As for journalism, we have three pillars in Rappler. This is how I work now day to day. The three pillars are technology, journalism and community. Those three are interlocking circles for us. I look at information cascades in our society. At one point when we set up Rappler, I really thought that technology could help to build institutions bottom up. The rallying cry of Rappler at the beginning was social media for social good, so I did drink the Kool-Aid.
On the technology part, putting guardrails in place is the work that you are doing. To take CRISPR technology, for genetic research it was easier to put those guardrails in place for western nations, but I think that we have underestimated the impact of information and guardrails on tech. Journalists and I have been pushing to build tech. We are building tech that will roll out in November that will try to have fact and evidence-based discussions in time for our elections.
Journalists need to survive; independent media need to survive this period because, if you look at the dynamics and economics of it, the advertising model is dead for journalism. I have already talked a little bit about the commoditisation of news and the incentive structures for it, and yet the law in many democratic countries has journalists speaking truth to power. What makes journalists different? I think that it is courage. It is the standards, ethics and mission of journalism and then the courage to ask you questions that you do not want to answer, and to do it in a way that is professional. I love this part of my job.
The other part is that it was never about gotcha. The other thing the internet did was to make it all about trying to one-up everyone. The job of journalists was always to be a surrogate for the people. We were there to help you make the right choices moving forward because we believed in the collective good in the public sphere.
Lord Stevenson of Balmacara: That is very helpful.
Q199 Lord Black of Brentwood: Thank you for your inspiring and compelling evidence today. You said just now, as is absolutely right, “Please do not wait years for this to happen”, although parliamentary processes are time consuming.

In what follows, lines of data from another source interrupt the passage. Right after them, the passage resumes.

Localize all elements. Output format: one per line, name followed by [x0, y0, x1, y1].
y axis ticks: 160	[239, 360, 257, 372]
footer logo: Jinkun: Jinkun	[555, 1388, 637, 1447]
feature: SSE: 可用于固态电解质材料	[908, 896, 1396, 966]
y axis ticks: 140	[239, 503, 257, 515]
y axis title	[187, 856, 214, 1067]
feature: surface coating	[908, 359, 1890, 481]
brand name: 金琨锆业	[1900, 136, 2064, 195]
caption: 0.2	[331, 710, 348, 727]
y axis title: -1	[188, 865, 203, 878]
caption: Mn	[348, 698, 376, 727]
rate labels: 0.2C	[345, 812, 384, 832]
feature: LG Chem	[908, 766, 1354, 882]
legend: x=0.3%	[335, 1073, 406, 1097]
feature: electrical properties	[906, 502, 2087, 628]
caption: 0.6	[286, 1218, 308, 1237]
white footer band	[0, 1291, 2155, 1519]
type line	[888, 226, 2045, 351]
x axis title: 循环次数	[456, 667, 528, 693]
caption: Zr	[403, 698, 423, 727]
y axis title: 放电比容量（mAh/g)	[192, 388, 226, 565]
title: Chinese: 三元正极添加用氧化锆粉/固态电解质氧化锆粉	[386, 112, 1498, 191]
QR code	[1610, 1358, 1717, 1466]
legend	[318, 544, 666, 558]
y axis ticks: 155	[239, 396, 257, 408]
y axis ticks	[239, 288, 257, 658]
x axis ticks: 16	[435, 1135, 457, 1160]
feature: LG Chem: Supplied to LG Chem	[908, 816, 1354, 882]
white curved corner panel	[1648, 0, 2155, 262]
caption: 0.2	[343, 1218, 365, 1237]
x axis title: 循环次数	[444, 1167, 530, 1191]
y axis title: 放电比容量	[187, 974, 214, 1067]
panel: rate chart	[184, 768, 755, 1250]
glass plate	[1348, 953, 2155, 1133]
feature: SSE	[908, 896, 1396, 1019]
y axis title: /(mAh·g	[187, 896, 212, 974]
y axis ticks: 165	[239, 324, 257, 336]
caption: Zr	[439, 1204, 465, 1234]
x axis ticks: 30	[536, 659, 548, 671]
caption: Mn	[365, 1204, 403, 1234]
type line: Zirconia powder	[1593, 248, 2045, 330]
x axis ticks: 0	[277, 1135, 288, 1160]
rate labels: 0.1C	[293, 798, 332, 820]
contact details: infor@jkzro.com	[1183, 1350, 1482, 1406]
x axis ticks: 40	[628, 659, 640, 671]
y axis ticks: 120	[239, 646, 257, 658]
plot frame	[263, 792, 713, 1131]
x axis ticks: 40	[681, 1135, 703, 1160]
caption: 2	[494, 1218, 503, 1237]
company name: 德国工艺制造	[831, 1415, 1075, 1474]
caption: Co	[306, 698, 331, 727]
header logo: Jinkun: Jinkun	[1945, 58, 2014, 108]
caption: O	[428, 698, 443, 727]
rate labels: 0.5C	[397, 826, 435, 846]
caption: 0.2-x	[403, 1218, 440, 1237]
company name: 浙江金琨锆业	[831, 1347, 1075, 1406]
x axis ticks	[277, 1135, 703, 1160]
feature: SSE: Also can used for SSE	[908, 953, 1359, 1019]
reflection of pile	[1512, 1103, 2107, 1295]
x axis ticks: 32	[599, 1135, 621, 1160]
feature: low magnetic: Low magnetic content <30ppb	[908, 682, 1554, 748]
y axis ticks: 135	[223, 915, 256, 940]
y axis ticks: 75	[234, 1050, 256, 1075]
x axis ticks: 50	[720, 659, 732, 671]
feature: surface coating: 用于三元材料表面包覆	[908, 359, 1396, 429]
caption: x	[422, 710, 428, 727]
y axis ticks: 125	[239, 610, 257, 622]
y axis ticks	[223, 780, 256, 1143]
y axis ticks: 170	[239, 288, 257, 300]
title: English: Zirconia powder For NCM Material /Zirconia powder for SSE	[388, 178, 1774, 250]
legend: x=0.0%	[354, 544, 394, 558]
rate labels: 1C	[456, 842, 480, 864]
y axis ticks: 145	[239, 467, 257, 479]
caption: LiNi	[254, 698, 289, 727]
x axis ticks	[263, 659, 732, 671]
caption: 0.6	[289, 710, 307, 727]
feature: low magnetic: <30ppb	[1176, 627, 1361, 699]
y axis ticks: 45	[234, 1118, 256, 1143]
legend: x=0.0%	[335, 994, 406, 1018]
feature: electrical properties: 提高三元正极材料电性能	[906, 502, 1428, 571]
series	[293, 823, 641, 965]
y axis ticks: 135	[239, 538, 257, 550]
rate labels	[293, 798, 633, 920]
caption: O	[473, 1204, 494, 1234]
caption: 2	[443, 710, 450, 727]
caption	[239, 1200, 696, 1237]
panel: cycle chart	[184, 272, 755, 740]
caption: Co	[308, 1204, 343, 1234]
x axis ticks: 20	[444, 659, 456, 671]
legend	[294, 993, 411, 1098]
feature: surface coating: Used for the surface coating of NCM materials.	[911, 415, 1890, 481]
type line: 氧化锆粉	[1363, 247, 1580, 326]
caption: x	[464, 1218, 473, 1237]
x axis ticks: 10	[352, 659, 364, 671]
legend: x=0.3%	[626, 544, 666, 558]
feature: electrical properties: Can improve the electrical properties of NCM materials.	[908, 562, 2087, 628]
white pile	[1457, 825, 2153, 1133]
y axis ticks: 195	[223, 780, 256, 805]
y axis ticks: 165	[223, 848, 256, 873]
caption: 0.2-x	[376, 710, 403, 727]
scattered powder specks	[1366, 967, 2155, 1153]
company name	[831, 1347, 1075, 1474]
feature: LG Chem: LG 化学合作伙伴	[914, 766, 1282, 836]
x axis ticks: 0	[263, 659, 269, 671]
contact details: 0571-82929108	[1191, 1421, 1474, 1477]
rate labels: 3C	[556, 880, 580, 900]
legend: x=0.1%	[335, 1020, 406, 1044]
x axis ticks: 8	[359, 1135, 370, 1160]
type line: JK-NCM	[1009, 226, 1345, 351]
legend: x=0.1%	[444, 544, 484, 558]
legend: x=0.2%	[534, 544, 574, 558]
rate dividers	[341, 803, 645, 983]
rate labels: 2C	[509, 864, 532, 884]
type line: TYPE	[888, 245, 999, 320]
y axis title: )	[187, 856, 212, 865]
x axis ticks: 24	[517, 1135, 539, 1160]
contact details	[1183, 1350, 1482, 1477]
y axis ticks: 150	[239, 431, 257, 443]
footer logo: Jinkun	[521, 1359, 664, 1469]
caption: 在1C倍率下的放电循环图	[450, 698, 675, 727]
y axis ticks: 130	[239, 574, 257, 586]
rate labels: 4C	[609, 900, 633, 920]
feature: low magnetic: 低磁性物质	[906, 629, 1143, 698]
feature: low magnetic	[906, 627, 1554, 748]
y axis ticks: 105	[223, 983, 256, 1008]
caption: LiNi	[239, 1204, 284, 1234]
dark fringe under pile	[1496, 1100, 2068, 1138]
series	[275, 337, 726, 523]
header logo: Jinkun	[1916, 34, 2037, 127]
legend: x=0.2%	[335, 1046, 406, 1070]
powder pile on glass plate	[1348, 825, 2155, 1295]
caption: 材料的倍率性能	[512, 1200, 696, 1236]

You then said that shifts can perhaps happen at the same time as that legislative process is going on.
There is one other point to that. The flip-side of the coin of regulation is competition. You talked just now about how the business model is in effect dead for trusted independent journalism. Would your message to the UK Government be, “Don’t just think about regulation. Get on and deal with the competition issues at the same time”, as indeed they have in Australia?
Maria Ressa: On all fronts, the other important thing is data protection. That is another lever, but it is the surveillance capitalism model we all have to deal with. Using behavioural surplus data for monetisation leads to insidious manipulation. Antitrust in the US was a big thing.
The last part that we have not really talked about is data protection standards, because in the end the question I always have is: is it fair that the atomised post that I put on to Facebook can be pulled together by machine learning to create a model of me that knows me more than I know myself and is then sold to the highest bidder without my consent? Essentially, it is manipulating me. Those are some of the protections that, for us, are still missing. I do not know whether I answered your question. That is the exciting part.
Lord Black of Brentwood: You are tempting us down another road, but I think that you will have to come back another time. Thank you very much.
The Chair: Maria, that concludes the questions from the committee today. Thank you so much for joining us. We appreciate your testimony. It has been a real pleasure to hear from you.
Maria Ressa: Thank you for having me.